Definitions

from The American Heritage® Dictionary of the English Language, 4th Edition

  • adj. Producing offspring or fruit in great abundance; fertile.
  • adj. Producing abundant works or results: a prolific artist. See Synonyms at fertile.

from Wiktionary, Creative Commons Attribution/Share-Alike License

  • adj. Fertile, producing offspring or fruit in abundance — applied to plants producing fruit, animals producing young, etc.
  • adj. Similarly producing results or works in abundance

from the GNU version of the Collaborative International Dictionary of English

  • adj. Having the quality of generating; producing young or fruit; generative; fruitful; productive; -- applied to plants producing fruit, animals producing young, etc.; -- usually with the implied idea of frequent or numerous production.
  • adj. Serving to produce; fruitful of results; active
  • adj. Proliferous.

from The Century Dictionary and Cyclopedia

  • Producing young or fruit, especially in abundance; fruitful; fertile; productive in general: as, a prolific female; a prolific tree; prolific seed.
  • Serving to give rise or origin; having the quality of generating: as, a controversy prolific of evil consequences; a prolific brain.
  • Same as proliferous .

from WordNet 3.0 Copyright 2006 by Princeton University.
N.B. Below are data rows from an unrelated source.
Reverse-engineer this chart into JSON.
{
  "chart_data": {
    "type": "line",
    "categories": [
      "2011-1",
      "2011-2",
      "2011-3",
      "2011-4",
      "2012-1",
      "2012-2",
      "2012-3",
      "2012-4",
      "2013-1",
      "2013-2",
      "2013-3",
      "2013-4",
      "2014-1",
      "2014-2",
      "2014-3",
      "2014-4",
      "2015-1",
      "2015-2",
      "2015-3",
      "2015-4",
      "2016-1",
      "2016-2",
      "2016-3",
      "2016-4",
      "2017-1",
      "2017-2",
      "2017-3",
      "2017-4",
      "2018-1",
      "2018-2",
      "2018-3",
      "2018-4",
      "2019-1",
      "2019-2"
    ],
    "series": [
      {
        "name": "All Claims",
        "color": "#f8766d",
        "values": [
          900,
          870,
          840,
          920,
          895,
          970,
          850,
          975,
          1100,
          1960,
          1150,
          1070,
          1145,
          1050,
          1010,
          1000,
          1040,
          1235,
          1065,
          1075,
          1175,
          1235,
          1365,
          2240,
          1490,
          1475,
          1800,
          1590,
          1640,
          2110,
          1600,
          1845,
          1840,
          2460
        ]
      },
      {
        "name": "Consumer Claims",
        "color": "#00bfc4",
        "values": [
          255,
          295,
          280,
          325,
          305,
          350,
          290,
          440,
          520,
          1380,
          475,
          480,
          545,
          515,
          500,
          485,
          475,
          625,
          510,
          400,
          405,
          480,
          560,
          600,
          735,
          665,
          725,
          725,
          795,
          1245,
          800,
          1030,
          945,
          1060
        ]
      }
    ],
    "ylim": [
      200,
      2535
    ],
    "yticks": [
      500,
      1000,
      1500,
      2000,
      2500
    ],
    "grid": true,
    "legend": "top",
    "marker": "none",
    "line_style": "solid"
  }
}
All rights reserved.

  • adj. intellectually productive
  • adj. bearing in abundance especially offspring

Etymologies

French prolifique, from Medieval Latin prōlificus : Latin prōlēs, prōl-, offspring; see al-2 in Indo-European roots + Latin -ficus, -fic.
(American Heritage® Dictionary of the English Language, Fourth Edition)
1640-1650: from French prolifique, from Latin proles ("offspring") and facere ("to make"). (Wiktionary)

Examples

  • The word "prolific" may well have been invented to describe Robert Pollard, who I must guess is sick to death of people telling him about his POTENTIAL if he would just FOCUS HIMSELF and CHANNEL HIS ENERGY.

    Boing Boing

  • The CBS News program "48 Hours" in 1993 devoted an hourlong program, "See You in Court; Civil War, Anthony Martin Clogs Legal System with Frivolous Lawsuits," to what it called his prolific filings.

    Andrea Harner

  • Neil Young -- One more transplanted Canadian -- Dylan's rival in prolific songwriting, but more about him in Year of the Horse, yet to come.

    View from the Northern Border

  • He studied mathematics and physics under Santucci and became known as a prolific writer on mathematical and historical subjects.

    The Catholic Encyclopedia, Volume 2: Assizes-Browne

  • He is known as a prolific fundraiser and has devoted considerable energy to filling his campaign coffers.

    The Seattle Times

  • Now the word prolific just doesn't quite seem to cut it, but prolific he is.

    The Line Of Best Fit

  • STL Hops: I went to a store the other day and someone commented that the writing here at MBR was "prolific" - I wish we could be half as prolific as STL Hops.

    Archive 2008-02-01

  • Schmidt has been making electronic music since the late 80s, and is the very definition of "prolific" - he has produced around 70 (yes, seventy) albums under various names, such as Erik Satin, Midisport, Flanger, LB, Lisa Carbon Trio, Lassigue Bendthaus and Senor Coconut (one of my favorite projects of his, where he reworks Kraftwerk songs as played by a latin/samba band - amazing!).

    My Brain is Fried (Music (For Robots))

  • Besides the fact that this ad campaign is just plain misleading, it irks me to no end that the marketing team for Hollywood Pictures thinks they'll attract audiences by calling a serial killer "prolific" -- like, you know, Stephen King's prolific, or Rachael Ray.

    Entertainment Weekly's PopWatch

  • Nissa, I am greatly honored by the award, but I hardly I think I deserve to be called a prolific blogger these days.